Les larmes du Reich : paysans drômois et putes de Pigalle

L'Histoire. Ses zones d'ombres. La France d'après-guerre. Les larmes du Reich offre une mortelle plongée dans une époque grise, dans un va et vient entre la terre généreuse de la Drôme et les trottoirs non moins généreux du quartier Pigalle. Et François Médéline a cette idée saugrenue de tenir son lecteur jusqu'au bout, ne révélant que des rognures de vérité, des copeaux d'une intrigue qui se termine en une scène dantesque.
Oui, après ces polars politiques, son thriller sur le Rhône, François Médéline semble avoir trouvé un univers où il peut exploiter autant ses recherches que sa plume un brin perverse.
L'inspecteur Michel est cycliste en cette année 51. Il grimpe (sur un Bianchi, comme Coppi ?) les vallées de la Drôme à la recherche de la petite Juliette, 11 ans.
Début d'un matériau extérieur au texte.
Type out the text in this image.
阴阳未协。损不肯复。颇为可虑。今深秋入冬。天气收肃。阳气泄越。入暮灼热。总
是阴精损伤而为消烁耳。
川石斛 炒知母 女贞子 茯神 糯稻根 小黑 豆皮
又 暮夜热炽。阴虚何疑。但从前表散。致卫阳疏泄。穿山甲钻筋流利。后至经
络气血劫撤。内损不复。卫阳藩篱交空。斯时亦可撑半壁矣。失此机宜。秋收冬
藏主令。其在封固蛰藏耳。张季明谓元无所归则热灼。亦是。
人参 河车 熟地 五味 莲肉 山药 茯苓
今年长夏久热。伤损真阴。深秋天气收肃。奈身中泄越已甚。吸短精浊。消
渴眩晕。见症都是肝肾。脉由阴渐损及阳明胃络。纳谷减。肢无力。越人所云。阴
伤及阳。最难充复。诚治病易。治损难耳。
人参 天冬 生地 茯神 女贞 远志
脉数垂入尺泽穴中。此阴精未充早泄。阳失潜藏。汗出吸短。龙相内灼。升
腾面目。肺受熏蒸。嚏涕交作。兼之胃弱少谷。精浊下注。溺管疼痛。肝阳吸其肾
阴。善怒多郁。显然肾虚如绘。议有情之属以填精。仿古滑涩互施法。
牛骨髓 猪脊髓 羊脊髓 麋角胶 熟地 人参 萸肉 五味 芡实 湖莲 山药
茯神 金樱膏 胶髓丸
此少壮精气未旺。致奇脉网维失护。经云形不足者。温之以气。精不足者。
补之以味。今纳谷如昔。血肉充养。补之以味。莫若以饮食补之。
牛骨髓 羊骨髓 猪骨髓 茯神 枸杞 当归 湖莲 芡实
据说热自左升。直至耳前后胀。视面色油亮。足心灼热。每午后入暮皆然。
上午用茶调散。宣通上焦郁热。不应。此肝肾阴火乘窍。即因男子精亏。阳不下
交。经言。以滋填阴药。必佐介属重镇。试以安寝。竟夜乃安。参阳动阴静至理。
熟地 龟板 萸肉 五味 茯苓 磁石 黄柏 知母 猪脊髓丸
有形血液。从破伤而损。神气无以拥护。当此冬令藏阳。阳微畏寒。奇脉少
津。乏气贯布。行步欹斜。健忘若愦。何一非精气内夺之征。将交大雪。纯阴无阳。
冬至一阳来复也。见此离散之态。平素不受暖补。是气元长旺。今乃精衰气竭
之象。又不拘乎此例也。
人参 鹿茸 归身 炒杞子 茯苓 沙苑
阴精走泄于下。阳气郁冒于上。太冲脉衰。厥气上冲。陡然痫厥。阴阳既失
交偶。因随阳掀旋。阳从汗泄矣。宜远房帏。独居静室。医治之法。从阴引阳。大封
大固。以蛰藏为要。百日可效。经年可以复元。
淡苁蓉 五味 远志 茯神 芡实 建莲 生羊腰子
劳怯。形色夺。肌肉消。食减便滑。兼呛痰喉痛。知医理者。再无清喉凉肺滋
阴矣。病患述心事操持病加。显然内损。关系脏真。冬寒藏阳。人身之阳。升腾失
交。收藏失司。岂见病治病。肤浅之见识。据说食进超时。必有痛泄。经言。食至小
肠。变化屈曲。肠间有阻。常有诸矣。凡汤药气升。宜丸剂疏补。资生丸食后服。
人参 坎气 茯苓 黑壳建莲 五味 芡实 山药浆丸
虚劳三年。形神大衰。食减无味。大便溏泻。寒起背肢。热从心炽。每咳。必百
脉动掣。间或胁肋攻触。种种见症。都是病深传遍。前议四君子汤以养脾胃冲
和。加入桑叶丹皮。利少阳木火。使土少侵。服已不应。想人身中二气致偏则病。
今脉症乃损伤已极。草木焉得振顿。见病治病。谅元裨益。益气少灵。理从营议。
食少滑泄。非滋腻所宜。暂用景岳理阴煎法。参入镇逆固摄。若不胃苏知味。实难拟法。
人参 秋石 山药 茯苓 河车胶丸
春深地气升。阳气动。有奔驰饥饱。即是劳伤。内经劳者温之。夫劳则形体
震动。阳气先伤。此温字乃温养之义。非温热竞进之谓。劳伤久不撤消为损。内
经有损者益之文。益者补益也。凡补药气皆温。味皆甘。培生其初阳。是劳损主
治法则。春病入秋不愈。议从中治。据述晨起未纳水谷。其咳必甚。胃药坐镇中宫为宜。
Il a appris que ses parents, les Delhomme avaient été sauvagement abattus au fusil il y a quelques jours dans leur ferme. Sur place, il imagine le scénario, touche les taches d'un sang désormais sec, relève les plombs ici et là. Mais de traces de l'enfant il n'y a pas. Il a beau interroger le voisin, ouvrier agricole, sa femme russe, personne ne sait où la gamine est partie. Un cachet de Pervitine dans le cornet, ses lingots d'or dans la sacoche, cet étrange policier va mener l'enquête. Interroger sur la soeur du père Delhomme. Puis une religieuse chargée de placer les orphelins juifs pendant la guerre. La véritable mère de JUliette serait donc toujours vivante ?
Si l'ouverture, à la ferme, est un poil longue, Médéline accroche immédiatement son lecteur avec personnage dément de l'inspecteur Michel. Collé lui cette ambiance de paranoïa du début des années 50, ces derniers remous de la guerre et Les larmes du Reich prennent une dimension magnifique. Sans tomber dans le piège du cours d'histoire, l'auteur tient son intrigue, à coups d'instants bien travaillés, que ce soit avec la fermière russe, dans la voiture de la maquerelle, ou chez la mère supérieure. On voit évidemment son affiliation à James Ellroy dans le personnage principal, dans quelques gimmicks "il prie, il prie et il prie encore... mais il pleure et il prie". Et on note surtout sa verve, ce qui fait sa voix dans des réflexions comme "les Russes ne respectent pas les règles de la guerre et préfèreront toujours l'enfer à la défaite. Ils ont fait pareil avec Napoléon. " Ou encore "les héros ont tué des innocents. Ils ont tondu des femmes, tué, pour des raisons vraies et pour d'autres plus viles, des fois pour la rancoeur, des fois pour un lopin de terre, des fois pour rien, pour prouver qu'ils étaient des braves. "
Avec cette scène ultime, western havrais inédit, Médéline conclu de la meilleure des manières ce fort et prenant roman noir. Les larmes du Reich ont le bon goût de proposer une histoire originale racontée par une voix originale. C'est déjà beaucoup.